Catherine looked from one of them to the other. "I should probably call a lawyer, shouldn't I?"
"If you think you need one," Cuneo said.
"That's your absolute right," Russell agreed.
"Are you two thinking about arresting me? For Paul's murder? I didn't have anything to do with that. I don't know anything about it at all, except that I saw him that day. That's all."
"We're just executing a search warrant, ma'am," Russell said. "If you were under arrest, we'd be reading you your rights."
"So I'm not?"
"No, ma'am."
"But," Cuneo put in, "you were starting to tell us about the gas smell in your car, two or maybe more weeks ago."
"Let me think," Catherine said. "I'm sure I can remember.
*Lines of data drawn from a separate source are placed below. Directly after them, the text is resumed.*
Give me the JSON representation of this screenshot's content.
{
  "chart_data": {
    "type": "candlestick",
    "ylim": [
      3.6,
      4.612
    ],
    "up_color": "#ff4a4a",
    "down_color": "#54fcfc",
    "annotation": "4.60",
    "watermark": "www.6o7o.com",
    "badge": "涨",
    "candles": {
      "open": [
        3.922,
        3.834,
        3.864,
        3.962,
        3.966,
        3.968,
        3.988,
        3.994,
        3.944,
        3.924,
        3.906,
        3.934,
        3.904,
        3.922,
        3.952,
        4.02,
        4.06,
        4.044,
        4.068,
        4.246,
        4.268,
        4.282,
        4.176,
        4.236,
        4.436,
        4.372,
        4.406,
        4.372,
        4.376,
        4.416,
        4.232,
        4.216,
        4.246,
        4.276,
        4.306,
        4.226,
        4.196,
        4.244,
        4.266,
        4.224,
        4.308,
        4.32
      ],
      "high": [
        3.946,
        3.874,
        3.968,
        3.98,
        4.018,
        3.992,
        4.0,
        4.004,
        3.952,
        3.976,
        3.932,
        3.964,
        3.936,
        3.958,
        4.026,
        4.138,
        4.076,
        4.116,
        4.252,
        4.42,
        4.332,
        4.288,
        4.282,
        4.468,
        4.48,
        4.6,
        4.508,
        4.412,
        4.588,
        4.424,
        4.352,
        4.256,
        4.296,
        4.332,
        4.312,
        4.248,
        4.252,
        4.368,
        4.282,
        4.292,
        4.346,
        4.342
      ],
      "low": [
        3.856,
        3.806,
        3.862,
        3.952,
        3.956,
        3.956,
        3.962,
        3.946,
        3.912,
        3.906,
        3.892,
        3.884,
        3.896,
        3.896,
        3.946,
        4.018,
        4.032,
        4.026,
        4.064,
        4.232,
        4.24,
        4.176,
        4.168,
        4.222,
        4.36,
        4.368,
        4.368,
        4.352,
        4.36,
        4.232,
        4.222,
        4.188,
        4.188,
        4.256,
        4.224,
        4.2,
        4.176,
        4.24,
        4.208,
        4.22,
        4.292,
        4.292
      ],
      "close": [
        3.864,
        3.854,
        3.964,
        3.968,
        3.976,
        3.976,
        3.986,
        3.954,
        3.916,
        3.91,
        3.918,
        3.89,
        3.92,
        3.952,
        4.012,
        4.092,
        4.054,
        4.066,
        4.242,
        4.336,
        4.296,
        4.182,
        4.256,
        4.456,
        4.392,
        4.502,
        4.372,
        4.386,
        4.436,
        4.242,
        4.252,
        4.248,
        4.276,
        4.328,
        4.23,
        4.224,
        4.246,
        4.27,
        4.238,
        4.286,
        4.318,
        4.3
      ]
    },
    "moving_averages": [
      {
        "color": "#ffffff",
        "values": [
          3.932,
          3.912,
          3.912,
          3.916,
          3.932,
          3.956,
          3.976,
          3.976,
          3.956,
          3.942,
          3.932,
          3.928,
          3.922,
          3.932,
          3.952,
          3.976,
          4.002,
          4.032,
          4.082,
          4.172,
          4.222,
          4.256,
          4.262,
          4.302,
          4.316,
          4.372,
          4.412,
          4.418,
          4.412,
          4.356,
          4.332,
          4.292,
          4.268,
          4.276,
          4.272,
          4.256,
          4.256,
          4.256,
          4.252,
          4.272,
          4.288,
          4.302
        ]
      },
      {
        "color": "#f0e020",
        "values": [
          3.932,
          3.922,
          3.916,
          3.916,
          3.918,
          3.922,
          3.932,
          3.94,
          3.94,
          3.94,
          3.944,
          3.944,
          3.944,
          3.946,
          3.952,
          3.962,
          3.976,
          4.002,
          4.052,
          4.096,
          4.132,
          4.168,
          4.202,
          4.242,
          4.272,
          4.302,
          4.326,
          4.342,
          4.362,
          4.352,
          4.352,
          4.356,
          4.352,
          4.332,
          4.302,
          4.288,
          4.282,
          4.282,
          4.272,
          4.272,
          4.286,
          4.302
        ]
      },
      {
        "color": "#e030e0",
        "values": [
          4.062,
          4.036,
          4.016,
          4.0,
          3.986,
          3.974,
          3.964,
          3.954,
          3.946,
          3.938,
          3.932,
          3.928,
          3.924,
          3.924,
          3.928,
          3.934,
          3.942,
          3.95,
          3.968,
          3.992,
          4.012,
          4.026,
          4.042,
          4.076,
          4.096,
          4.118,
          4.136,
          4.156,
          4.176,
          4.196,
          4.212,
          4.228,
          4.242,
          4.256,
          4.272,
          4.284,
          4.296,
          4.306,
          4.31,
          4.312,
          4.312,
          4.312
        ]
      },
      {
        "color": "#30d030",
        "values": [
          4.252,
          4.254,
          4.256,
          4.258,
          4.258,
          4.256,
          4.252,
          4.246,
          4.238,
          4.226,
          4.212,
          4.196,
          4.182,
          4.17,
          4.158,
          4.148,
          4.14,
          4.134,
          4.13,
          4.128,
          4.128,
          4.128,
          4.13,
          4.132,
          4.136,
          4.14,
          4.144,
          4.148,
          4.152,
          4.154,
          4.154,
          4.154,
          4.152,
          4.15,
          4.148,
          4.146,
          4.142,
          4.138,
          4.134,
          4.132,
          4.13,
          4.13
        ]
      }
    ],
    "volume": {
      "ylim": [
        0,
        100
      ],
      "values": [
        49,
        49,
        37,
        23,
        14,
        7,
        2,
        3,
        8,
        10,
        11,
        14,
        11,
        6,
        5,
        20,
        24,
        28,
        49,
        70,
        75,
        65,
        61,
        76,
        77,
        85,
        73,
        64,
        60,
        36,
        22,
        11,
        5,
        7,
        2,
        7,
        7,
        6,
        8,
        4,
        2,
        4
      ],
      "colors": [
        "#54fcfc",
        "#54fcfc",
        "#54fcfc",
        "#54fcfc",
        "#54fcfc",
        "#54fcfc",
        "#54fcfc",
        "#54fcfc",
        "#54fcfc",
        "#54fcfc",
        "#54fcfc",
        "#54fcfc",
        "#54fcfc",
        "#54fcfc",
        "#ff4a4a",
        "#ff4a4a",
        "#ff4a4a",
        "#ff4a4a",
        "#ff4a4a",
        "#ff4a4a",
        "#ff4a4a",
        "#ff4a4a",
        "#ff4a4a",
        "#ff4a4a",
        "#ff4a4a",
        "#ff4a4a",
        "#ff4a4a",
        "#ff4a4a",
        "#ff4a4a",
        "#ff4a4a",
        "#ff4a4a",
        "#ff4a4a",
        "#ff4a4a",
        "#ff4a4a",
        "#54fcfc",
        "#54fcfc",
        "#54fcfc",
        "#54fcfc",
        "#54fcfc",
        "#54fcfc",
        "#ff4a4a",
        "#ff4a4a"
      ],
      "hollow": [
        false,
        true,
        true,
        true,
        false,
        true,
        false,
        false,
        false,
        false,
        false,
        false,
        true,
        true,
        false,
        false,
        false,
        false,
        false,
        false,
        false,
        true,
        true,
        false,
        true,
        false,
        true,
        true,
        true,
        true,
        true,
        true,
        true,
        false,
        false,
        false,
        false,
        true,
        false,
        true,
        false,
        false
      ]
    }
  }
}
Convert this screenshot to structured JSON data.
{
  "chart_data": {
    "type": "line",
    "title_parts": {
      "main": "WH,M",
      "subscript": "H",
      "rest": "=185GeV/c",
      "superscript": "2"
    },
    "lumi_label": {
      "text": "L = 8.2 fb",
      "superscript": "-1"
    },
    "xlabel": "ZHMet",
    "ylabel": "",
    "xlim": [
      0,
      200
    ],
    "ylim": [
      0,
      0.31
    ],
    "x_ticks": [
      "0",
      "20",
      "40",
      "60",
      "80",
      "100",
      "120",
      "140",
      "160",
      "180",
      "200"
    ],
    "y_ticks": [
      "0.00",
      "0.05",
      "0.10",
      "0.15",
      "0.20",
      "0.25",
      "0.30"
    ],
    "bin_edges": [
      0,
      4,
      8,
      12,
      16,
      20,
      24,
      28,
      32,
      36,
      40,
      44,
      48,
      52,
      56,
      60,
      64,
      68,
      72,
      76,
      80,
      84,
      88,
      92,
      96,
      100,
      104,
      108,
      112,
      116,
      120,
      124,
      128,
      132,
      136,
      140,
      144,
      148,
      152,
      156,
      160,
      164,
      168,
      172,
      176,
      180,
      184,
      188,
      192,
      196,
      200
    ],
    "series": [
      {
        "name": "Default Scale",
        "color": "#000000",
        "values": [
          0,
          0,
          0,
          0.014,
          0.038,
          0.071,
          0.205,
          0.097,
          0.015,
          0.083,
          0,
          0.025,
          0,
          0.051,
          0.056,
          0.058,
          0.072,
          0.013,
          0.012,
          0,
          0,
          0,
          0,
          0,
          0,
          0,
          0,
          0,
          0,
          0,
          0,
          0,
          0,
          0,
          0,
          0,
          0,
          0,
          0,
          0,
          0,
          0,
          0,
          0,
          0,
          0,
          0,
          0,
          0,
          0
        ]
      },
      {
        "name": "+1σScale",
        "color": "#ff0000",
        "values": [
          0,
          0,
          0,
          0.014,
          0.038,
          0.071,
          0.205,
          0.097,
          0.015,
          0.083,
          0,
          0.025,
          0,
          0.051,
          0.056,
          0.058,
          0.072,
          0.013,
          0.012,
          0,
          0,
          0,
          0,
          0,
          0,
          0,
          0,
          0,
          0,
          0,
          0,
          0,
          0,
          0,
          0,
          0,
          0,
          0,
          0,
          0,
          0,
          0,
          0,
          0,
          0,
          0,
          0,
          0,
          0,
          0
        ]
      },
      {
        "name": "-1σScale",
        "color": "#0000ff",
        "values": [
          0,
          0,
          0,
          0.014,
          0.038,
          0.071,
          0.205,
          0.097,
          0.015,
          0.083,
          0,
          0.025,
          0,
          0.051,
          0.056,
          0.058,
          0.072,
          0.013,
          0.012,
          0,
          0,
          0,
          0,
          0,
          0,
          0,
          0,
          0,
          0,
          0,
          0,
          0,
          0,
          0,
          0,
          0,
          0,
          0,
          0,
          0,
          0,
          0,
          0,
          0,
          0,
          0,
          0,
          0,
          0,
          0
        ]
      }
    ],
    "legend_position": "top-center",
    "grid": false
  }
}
Okay, it was… today's Saturday… it was the week before last. Monday, I think."
"So more like ten days?" Russell, being helpful, wanted to nail down the day.
"Something like that. I was going to pick up Polly for something after school, I don't remember exactly what it was now-her orthodontist appointment maybe. And I passed a car parked off the road-it was in the Presidio. Anyway, there was a young woman, a girl really, standing beside it, kind of looking like she hoped someone would help her, but maybe not wanting to actually flag somebody over. So I stopped and asked if she was all right, and she said she was out of gas."
Catherine looked into Russell's face, then Cuneo's. Sighing, she went on. "She had one of those containers in her trunk, you know, so we got in my car and I took her to a gas station, where we filled it up and put it in my trunk, and then I took her back to her car, but when we got there, the container had fallen over and leaked out a little."
"A little," Cuneo said. "It seemed like a little."
He leaned over and ran his hand along the rug. As Russell had, he smelled his hand. Russell, meanwhile, moved up a step. "What kind of car was it?" he asked.
"Whose? Oh, hers? White."
Russell said, "That's the color, ma'am, not the kind. What kind of car was it?"
Catherine closed her eyes, crinkled up her face, came back to him. "I think some kind of SUV. I'm pretty sure."